Exhibition / Museum
Duras Song
Portrait of the writings
15 Oct 2014 - 12 Jan 2015
The event is over
"Duras Song": an exhibition depicting a portrait of the writings of Marguerite Duras.
To celebrate the centenary of the birth of Marguerite Duras (1914-1996), the exhibition "Duras Song" draws a portrait of a key body of 20th century literary work. Based on a selection of manuscripts and typed scripts rarely shown to the public (including the last highly-annotated version of India Song), as well as press articles, agency photos and documentary or fiction films, it invites visitors on an in-depth journey through the writings of Duras. Rather than a biographical exhibition devoted to the figure of the author, "Duras Song" aims more to be a "transposition of art" by endeavouring to follow the complex play and "musica" of her writing. Giving rise to major texts like Un barrage contre le Pacifique (1950), Le Ravissement de Lol V. Stein (1964) and L’Amant (1984), participating in the renewal of narrative forms, probing the mysteries of love and the depths of the individual subject, the writing invented by Marguerite Duras is also expressed through experiments in film, such as Hiroshima mon amour (1959) and India Song (1975), in the theatre and on radio.
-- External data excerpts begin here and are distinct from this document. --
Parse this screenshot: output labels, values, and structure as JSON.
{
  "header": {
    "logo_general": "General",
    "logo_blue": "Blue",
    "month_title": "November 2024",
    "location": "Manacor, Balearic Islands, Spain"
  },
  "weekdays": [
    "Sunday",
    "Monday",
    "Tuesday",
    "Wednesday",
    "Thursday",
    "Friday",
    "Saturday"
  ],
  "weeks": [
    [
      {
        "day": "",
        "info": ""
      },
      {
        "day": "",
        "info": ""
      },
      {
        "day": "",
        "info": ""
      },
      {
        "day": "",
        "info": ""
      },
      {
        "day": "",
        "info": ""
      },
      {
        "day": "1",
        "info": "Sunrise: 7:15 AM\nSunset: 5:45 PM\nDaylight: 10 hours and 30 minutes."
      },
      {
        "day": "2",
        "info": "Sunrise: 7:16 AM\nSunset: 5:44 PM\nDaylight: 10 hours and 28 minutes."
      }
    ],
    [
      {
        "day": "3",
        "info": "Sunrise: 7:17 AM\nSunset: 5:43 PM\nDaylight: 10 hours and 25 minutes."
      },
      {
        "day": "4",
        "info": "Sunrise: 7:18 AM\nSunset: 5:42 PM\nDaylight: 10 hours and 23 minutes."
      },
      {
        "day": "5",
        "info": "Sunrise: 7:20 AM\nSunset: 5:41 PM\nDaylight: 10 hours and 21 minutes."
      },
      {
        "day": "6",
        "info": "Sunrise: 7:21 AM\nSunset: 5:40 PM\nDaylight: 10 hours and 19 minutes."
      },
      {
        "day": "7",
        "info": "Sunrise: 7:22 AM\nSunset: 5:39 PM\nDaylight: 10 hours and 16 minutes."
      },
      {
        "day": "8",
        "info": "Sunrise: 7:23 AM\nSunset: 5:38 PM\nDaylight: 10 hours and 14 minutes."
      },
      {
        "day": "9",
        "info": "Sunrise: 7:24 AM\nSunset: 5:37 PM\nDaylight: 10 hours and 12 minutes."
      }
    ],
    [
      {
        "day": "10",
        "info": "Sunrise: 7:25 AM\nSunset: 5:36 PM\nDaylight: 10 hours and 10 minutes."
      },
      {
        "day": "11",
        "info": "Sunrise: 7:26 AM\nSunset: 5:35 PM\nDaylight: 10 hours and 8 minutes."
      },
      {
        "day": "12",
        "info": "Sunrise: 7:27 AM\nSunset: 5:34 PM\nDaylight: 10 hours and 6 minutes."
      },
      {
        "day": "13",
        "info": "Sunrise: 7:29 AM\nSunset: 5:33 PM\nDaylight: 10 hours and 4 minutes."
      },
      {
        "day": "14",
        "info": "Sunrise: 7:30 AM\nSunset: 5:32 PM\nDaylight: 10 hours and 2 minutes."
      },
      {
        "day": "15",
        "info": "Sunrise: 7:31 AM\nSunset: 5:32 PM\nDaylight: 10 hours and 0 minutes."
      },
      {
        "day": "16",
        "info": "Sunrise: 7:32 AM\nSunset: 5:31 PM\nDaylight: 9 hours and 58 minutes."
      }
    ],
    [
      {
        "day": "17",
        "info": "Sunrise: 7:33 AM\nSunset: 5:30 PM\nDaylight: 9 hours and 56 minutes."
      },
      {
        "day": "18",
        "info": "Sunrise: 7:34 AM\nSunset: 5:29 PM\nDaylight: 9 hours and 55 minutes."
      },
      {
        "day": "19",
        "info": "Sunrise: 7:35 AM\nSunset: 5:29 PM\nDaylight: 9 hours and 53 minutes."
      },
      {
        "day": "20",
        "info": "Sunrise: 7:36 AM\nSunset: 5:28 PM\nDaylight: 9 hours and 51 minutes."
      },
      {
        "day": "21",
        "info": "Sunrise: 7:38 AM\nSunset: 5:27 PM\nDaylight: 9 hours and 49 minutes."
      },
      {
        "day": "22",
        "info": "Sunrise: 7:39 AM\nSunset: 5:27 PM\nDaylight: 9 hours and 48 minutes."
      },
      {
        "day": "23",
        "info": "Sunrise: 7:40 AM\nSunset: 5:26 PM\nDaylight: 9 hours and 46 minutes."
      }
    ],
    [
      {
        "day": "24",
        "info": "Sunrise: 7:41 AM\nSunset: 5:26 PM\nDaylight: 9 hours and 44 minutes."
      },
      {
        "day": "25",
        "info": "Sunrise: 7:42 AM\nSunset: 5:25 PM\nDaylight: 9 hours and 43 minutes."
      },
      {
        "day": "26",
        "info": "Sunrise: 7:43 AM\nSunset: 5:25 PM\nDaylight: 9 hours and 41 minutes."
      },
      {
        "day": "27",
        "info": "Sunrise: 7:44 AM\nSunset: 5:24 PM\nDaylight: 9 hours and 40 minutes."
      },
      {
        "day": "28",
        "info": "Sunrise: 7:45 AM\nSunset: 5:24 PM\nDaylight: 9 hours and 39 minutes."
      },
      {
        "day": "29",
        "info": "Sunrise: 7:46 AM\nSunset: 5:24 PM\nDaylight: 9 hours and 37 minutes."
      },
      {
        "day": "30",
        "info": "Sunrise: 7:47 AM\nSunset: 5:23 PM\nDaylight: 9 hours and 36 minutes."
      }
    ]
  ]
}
The exhibition endeavours to respond to an essential question: how to exhibit literature. It is divided into two sections, which profoundly structure the work of Duras: the outside and the inside. Inspired by the two volumes of press articles published as a collection in 1980 (Outside. Papiers d’un jour and Le Monde extérieur. Outside 2), this "outside" part is materialised through a mural work impregnated with methylene blue, created by the Franco-Vietnamese artist Thu Van Tran, the artistic director of the exhibition. It lays out the author's public writings, political commitments and journalistic writings: "From time to time, I would write for the outside, when the outside submerged me, when there were things that made me crazy, outside, in the street …"* The "outside" section shows us the woman writer and the political woman. Raised in colonial Indochina, she certainly took part in the combats of the 20th century, joining the French Resistance in 1943, belonging for a while to the French Communist Party, and protesting against the Algerian War. The second section of the exhibition takes the visitor into the "inside" of Duras' writing, through a staging inspired by the lobby of the Hôtel des Roches Noires in Trouville-sur-Mer, designed by the architect Robert Mallet-Stevens. In 1963, Duras bought an apartment on the first floor of this former luxury hotel, where she wrote many pieces up to the end of her life, and where in 1981 she shot her film Agatha et les lectures illimitées.
Reconstructing the writings of Duras involves following her continuous path and incessant shifts from one medium to another, from the book to the theatre, and from radiophonic plays to films by way of the spoken interview.